Research shows, for example, that the eye-brain system is far more picky about point-by-point brightness than it is about the color of each point. This insight is applied in MPEG image compression, a scheme that takes its name from the Motion Picture Experts Group, which initiated the effort to make audio-video content a practical form of data.
Once requiring dedicated hardware, the complex MPEG algorithms are now within the realm of feasible processing on the high-speed chips in the latest PCs. This opens the door to products such as Video Clip MPEG-2, a software-only MPEG editing application from Vitec Multimedia Inc. that was another candidate for a Best New Technology award at Comdex. The product enables frame-by-frame editing of MPEG video, reassembling a sequence that matches the frame rate and quality of the original.
This task is more complex than it sounds, because MPEG achieves its valuable data compression ratios by storing information on streams of images rather than individual image pixels.
For example, when MPEG encodes the brightness and color of a scene, it doesn’t try to represent that information with equal precision for every point of the image. Instead, it stores a brightness value for every point, satisfying the demands of human vision, but it retains color information only on an average basis for larger blocks of pixels.
Overall, the MPEG approach halves the number of values required to represent an image, compared to the separate values of red, green and blue stored for each pixel by most display hardware.
Further compression is achieved by DSP (digital signal processing) techniques, with forbidding names like DCT (Discrete Cosine Transform), that take real-world complex signals and identify their most important components.
When a signal component’s value stays the same (or nearly so) for some time, the stored data stream can simply record the number of identical values and their common magnitude. Although not entirely faithful to the original, the resulting smoothed-out result might actually seem a more perfect (or at any rate, more consistent) performance–at least, to the untrained ear.
To the eye, for that matter, a video signal that has been processed in this manner might look cleaner than the original. This is because low-energy, high-frequency components (such as the subtle but annoying patterns caused by many kinds of interference) are eliminated in the process.
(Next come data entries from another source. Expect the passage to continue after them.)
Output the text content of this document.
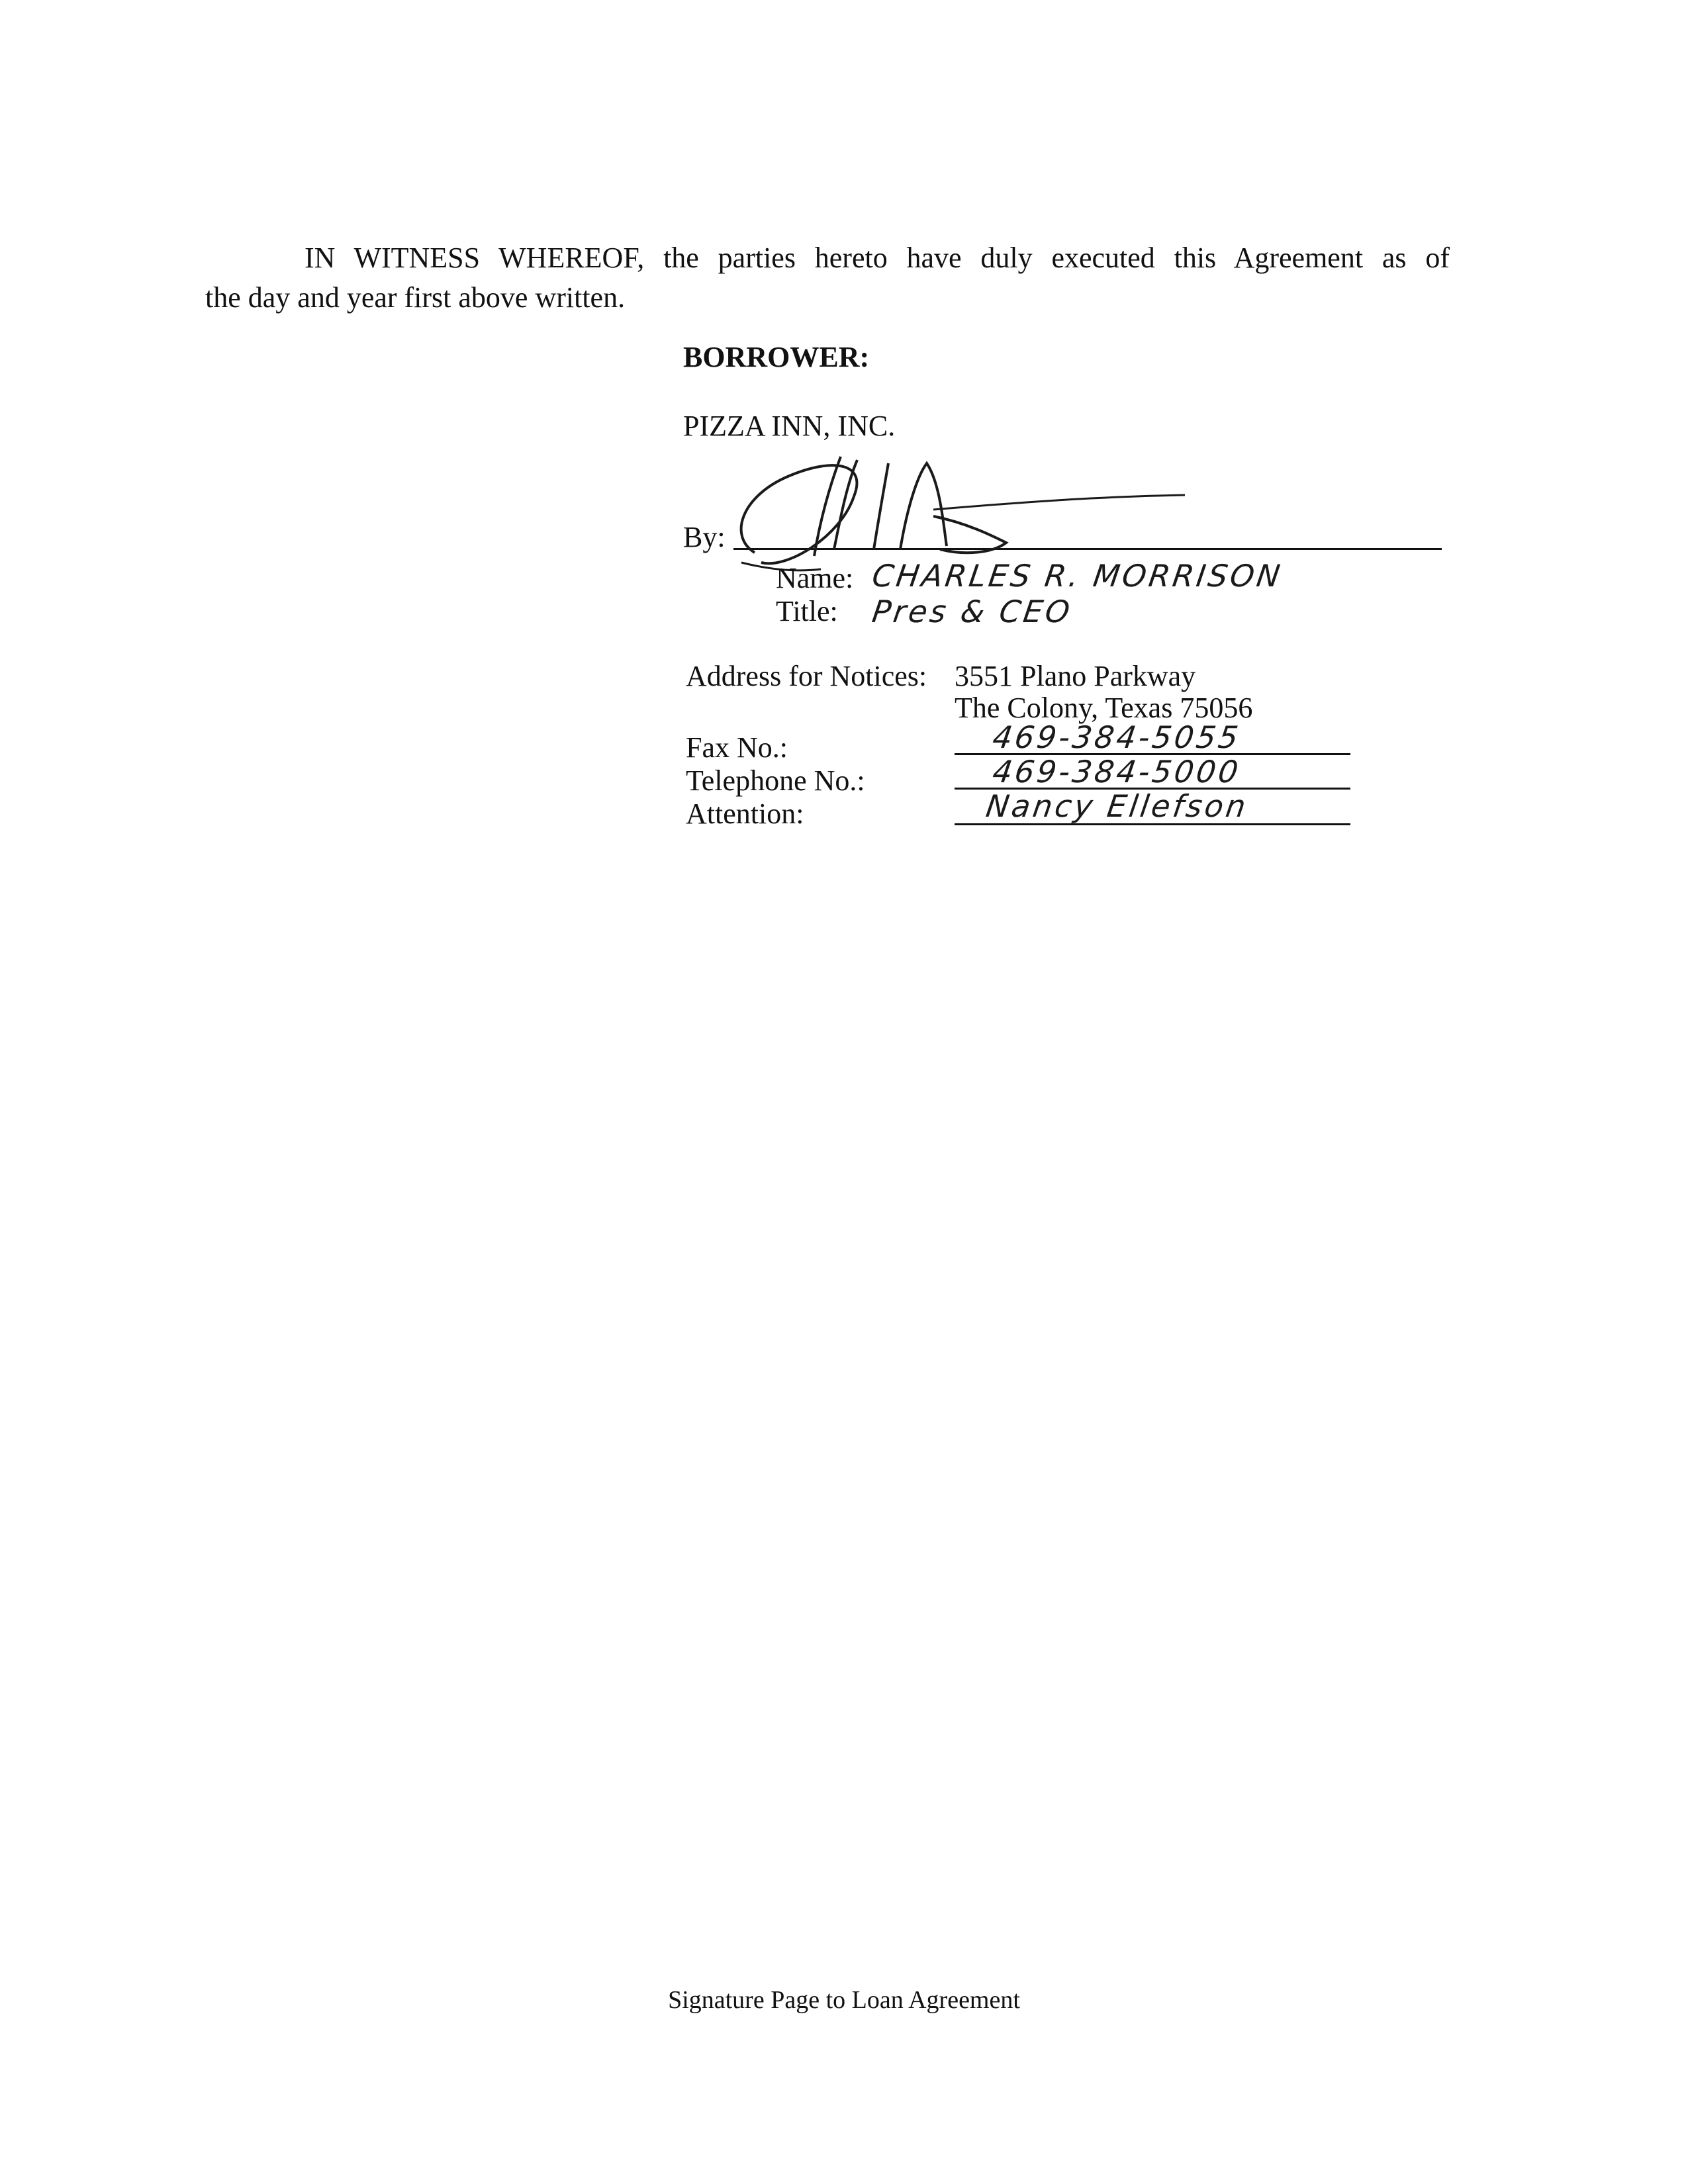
IN WITNESS WHEREOF, the parties hereto have duly executed this Agreement as of
the day and year first above written.
BORROWER:
PIZZA INN, INC.
By:
Name: CHARLES R. MORRISON
Title: Pres & CEO
Address for Notices: 3551 Plano Parkway
The Colony, Texas 75056
Fax No.:	469-384-5055
Telephone No.:	469-384-5000
Attention:	Nancy Ellefson
Signature Page to Loan Agreement
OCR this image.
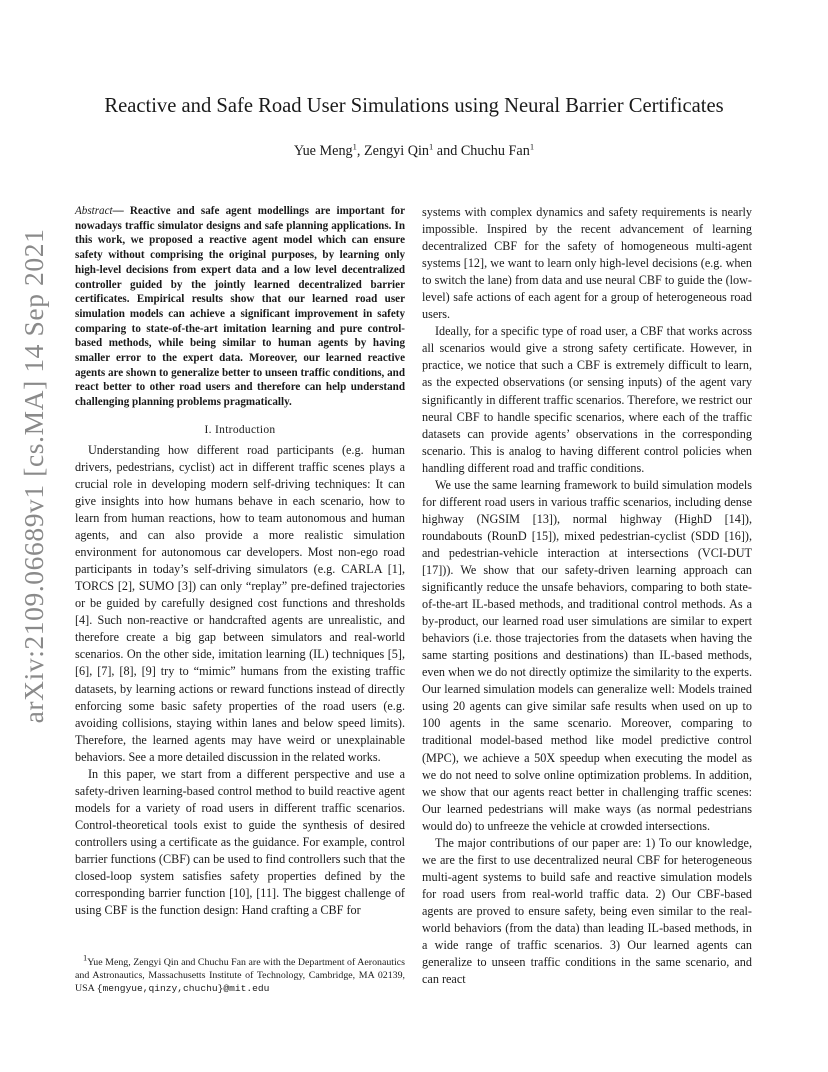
arXiv:2109.06689v1 [cs.MA] 14 Sep 2021
Reactive and Safe Road User Simulations using Neural Barrier Certificates

Yue Meng$^1$, Zengyi Qin$^1$ and Chuchu Fan$^1$

Abstract— Reactive and safe agent modellings are important for nowadays traffic simulator designs and safe planning applications. In this work, we proposed a reactive agent model which can ensure safety without comprising the original purposes, by learning only high-level decisions from expert data and a low level decentralized controller guided by the jointly learned decentralized barrier certificates. Empirical results show that our learned road user simulation models can achieve a significant improvement in safety comparing to state-of-the-art imitation learning and pure control-based methods, while being similar to human agents by having smaller error to the expert data. Moreover, our learned reactive agents are shown to generalize better to unseen traffic conditions, and react better to other road users and therefore can help understand challenging planning problems pragmatically.

I. Introduction

Understanding how different road participants (e.g. human drivers, pedestrians, cyclist) act in different traffic scenes plays a crucial role in developing modern self-driving techniques: It can give insights into how humans behave in each scenario, how to learn from human reactions, how to team autonomous and human agents, and can also provide a more realistic simulation environment for autonomous car developers. Most non-ego road participants in today’s self-driving simulators (e.g. CARLA [1], TORCS [2], SUMO [3]) can only “replay” pre-defined trajectories or be guided by carefully designed cost functions and thresholds [4]. Such non-reactive or handcrafted agents are unrealistic, and therefore create a big gap between simulators and real-world scenarios. On the other side, imitation learning (IL) techniques [5], [6], [7], [8], [9] try to “mimic” humans from the existing traffic datasets, by learning actions or reward functions instead of directly enforcing some basic safety properties of the road users (e.g. avoiding collisions, staying within lanes and below speed limits). Therefore, the learned agents may have weird or unexplainable behaviors. See a more detailed discussion in the related works.

In this paper, we start from a different perspective and use a safety-driven learning-based control method to build reactive agent models for a variety of road users in different traffic scenarios. Control-theoretical tools exist to guide the synthesis of desired controllers using a certificate as the guidance. For example, control barrier functions (CBF) can be used to find controllers such that the closed-loop system satisfies safety properties defined by the corresponding barrier function [10], [11]. The biggest challenge of using CBF is the function design: Hand crafting a CBF for

$^1$Yue Meng, Zengyi Qin and Chuchu Fan are with the Department of Aeronautics and Astronautics, Massachusetts Institute of Technology, Cambridge, MA 02139, USA {mengyue,qinzy,chuchu}@mit.edu

systems with complex dynamics and safety requirements is nearly impossible. Inspired by the recent advancement of learning decentralized CBF for the safety of homogeneous multi-agent systems [12], we want to learn only high-level decisions (e.g. when to switch the lane) from data and use neural CBF to guide the (low-level) safe actions of each agent for a group of heterogeneous road users.

Ideally, for a specific type of road user, a CBF that works across all scenarios would give a strong safety certificate. However, in practice, we notice that such a CBF is extremely difficult to learn, as the expected observations (or sensing inputs) of the agent vary significantly in different traffic scenarios. Therefore, we restrict our neural CBF to handle specific scenarios, where each of the traffic datasets can provide agents’ observations in the corresponding scenario. This is analog to having different control policies when handling different road and traffic conditions.

We use the same learning framework to build simulation models for different road users in various traffic scenarios, including dense highway (NGSIM [13]), normal highway (HighD [14]), roundabouts (RounD [15]), mixed pedestrian-cyclist (SDD [16]), and pedestrian-vehicle interaction at intersections (VCI-DUT [17])). We show that our safety-driven learning approach can significantly reduce the unsafe behaviors, comparing to both state-of-the-art IL-based methods, and traditional control methods. As a by-product, our learned road user simulations are similar to expert behaviors (i.e. those trajectories from the datasets when having the same starting positions and destinations) than IL-based methods, even when we do not directly optimize the similarity to the experts. Our learned simulation models can generalize well: Models trained using 20 agents can give similar safe results when used on up to 100 agents in the same scenario. Moreover, comparing to traditional model-based method like model predictive control (MPC), we achieve a 50X speedup when executing the model as we do not need to solve online optimization problems. In addition, we show that our agents react better in challenging traffic scenes: Our learned pedestrians will make ways (as normal pedestrians would do) to unfreeze the vehicle at crowded intersections.

The major contributions of our paper are: 1) To our knowledge, we are the first to use decentralized neural CBF for heterogeneous multi-agent systems to build safe and reactive simulation models for road users from real-world traffic data. 2) Our CBF-based agents are proved to ensure safety, being even similar to the real-world behaviors (from the data) than leading IL-based methods, in a wide range of traffic scenarios. 3) Our learned agents can generalize to unseen traffic conditions in the same scenario, and can react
Although challenged of late by the new mathematics of wavelets, the well-established DSP algorithms such as DCT are broadly supported by thoroughly tested technology. (For more about wavelets, see PC Week, Nov. 17, Page A1.)
By the numbers
Another challenge for multimedia technology is that of matching the broad “dynamic range” of human senses: for example, the ability of the human ear to process sounds that range from a whisper to a roar. Such a range can be achieved by representing signal intensities using floating-point rather than integer numbers.
For example, the noise of a nearby jet engine is a signal roughly 10 million times as intense as a barely audible whisper. To represent such a range using integer values for signal intensity, without unacceptable distortion, would require 34-bit values. This is inconvenient in a world of 32-bit microprocessors: Furthermore, wide data paths increase hardware costs throughout the entire data chain.
Compared to integers, floating-point numbers are like the difference between saying “1.1 million” (a floating-point description) and saying “one million, one hundred thousand, three hundred and five” (an integer). The former is not as precise, but it’s easier to represent and manipulate. By Duke Ellington’s rule, this seems as if it could be an attractive option.
When DSP techniques, such as DCT (which involves calculating trigonometric functions), are combined with the potential benefits of floating-point representation, one comes up with a job description that sounds a lot like the areas in which Intel Corp.’s Pentium family of processors have made major improvements over their Intel X86 predecessors. Competing modern RISC-technology chips likewise possess these strengths.
Intel and other microprocessor makers seek to maintain their revenues by encouraging the development of multimedia technologies based on central-processor cycles, rather than external hardware. Competing alternatives to Intel’s MMX instruction set are all pursuing this goal.
System vendors, on the other hand, like the flexibility that comes from being able to offer their customers a wide range of multimedia hardware in external forms that can be installed conveniently in the field, whether by a technician or by the person who buys the machine. For example, an outboard MPEG encoder from AVerMedia Technologies Inc. (see photo, above) was another interesting entry in the Best New Technology field at Comdex.
The duel between monolithic CPUs and flexible add-ons guarantees that PC buyers will continue to enjoy a wide range of multimedia acceleration solutions, whether the processing takes place on dedicated hardware or on the same processor that handles the user’s other tasks. The buyer should merely remember that what sounds (or looks) good is good by definition–especially when the price tag is the subject.